Come si riconosce un salmone di qualità?
«Dal colore brillante e uniforme, dalla consistenza soda e da un profumo delicato. Il salmone norvegese si distingue per standard elevatissimi di controllo e sostenibilità: viene allevato in acque fredde e pulite, seguendo criteri che garantiscono sicurezza alimentare e qualità costante.»

Quali sono gli scambi culturali ed eno-gastronomici più significativi tra Italia e Norvegia?
«C’è una sinergia sempre più viva tra le nostre tradizioni culinarie. Il salmone norvegese incontra spesso le eccellenze italiane come i vini del  Franciacorta   creando abbinamenti unici che valorizzano entrambi i Paesi. È un dialogo di sapori e cultura che unisce il Nord e il Sud d’Europa.»

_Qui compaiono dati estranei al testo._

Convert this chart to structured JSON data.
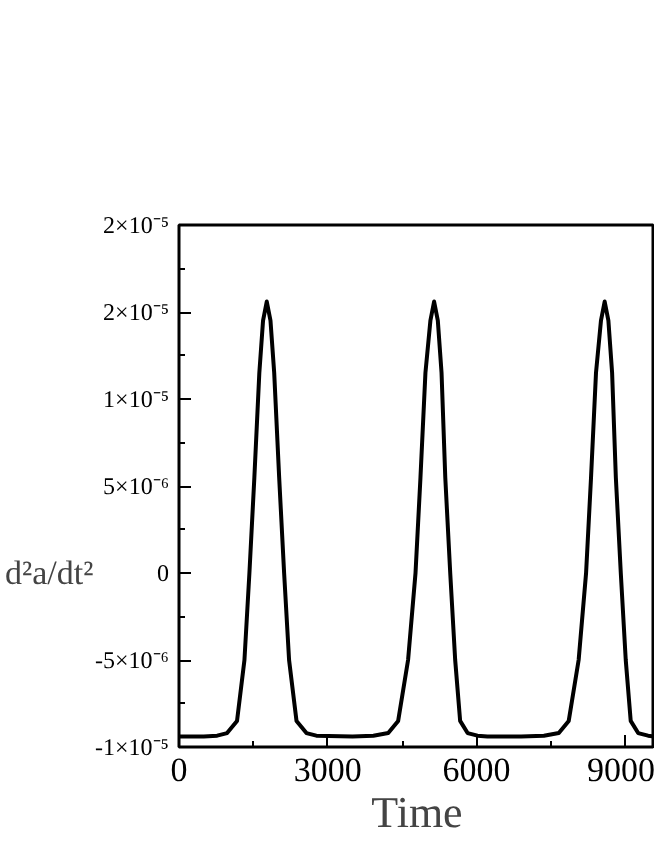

Accanto al salmone, anche lo stoccafisso e il baccalà rappresentano un ponte secolare tra Norvegia e Italia. Ogni anno una parte importante dell’export norvegese di merluzzo essiccato e salato raggiunge il nostro Paese, dove viene reinterpretato con passione nelle cucine regionali. Simbolico è l’esempio della Confraternita del Baccalà alla Vicentina di Sandrigo, che da anni custodisce e valorizza questa antica tradizione gastronomica, testimonianza viva dello scambio culturale e culinario tra i due popoli.»
Nell’occasione anche in questa edizione la Concessionaria Tridente Maserati ha fatto sfoggio di un bellissimo modello Maserati allestito in mostra a fondo sala. “Siamo onorati di affiancare anche quest’anno il XXXV Premio Internazionale Profilo Donna - dichiara Massimo Giarretta - un evento che celebra a 360 gradi il talento, la visione e la determinazione femminile. Per l’occasione abbiamo esposto la nostra Maserati Grecale Modena, che non è solo un simbolo di eccellenza e performance ma la concreta testimonianza della nostra profonda connessione con Modena, una terra che, da sempre, genera eccellenze in ogni campo.  Ma per noi di TridenteClub l’eccellenza risiede anche nella forza e nel contributo delle donne straordinarie che oggi vengono celebrate. Riconoscere e premiare queste figure di spicco è un valore fondamentale che il Gruppo Autoclub sostiene con convinzione.”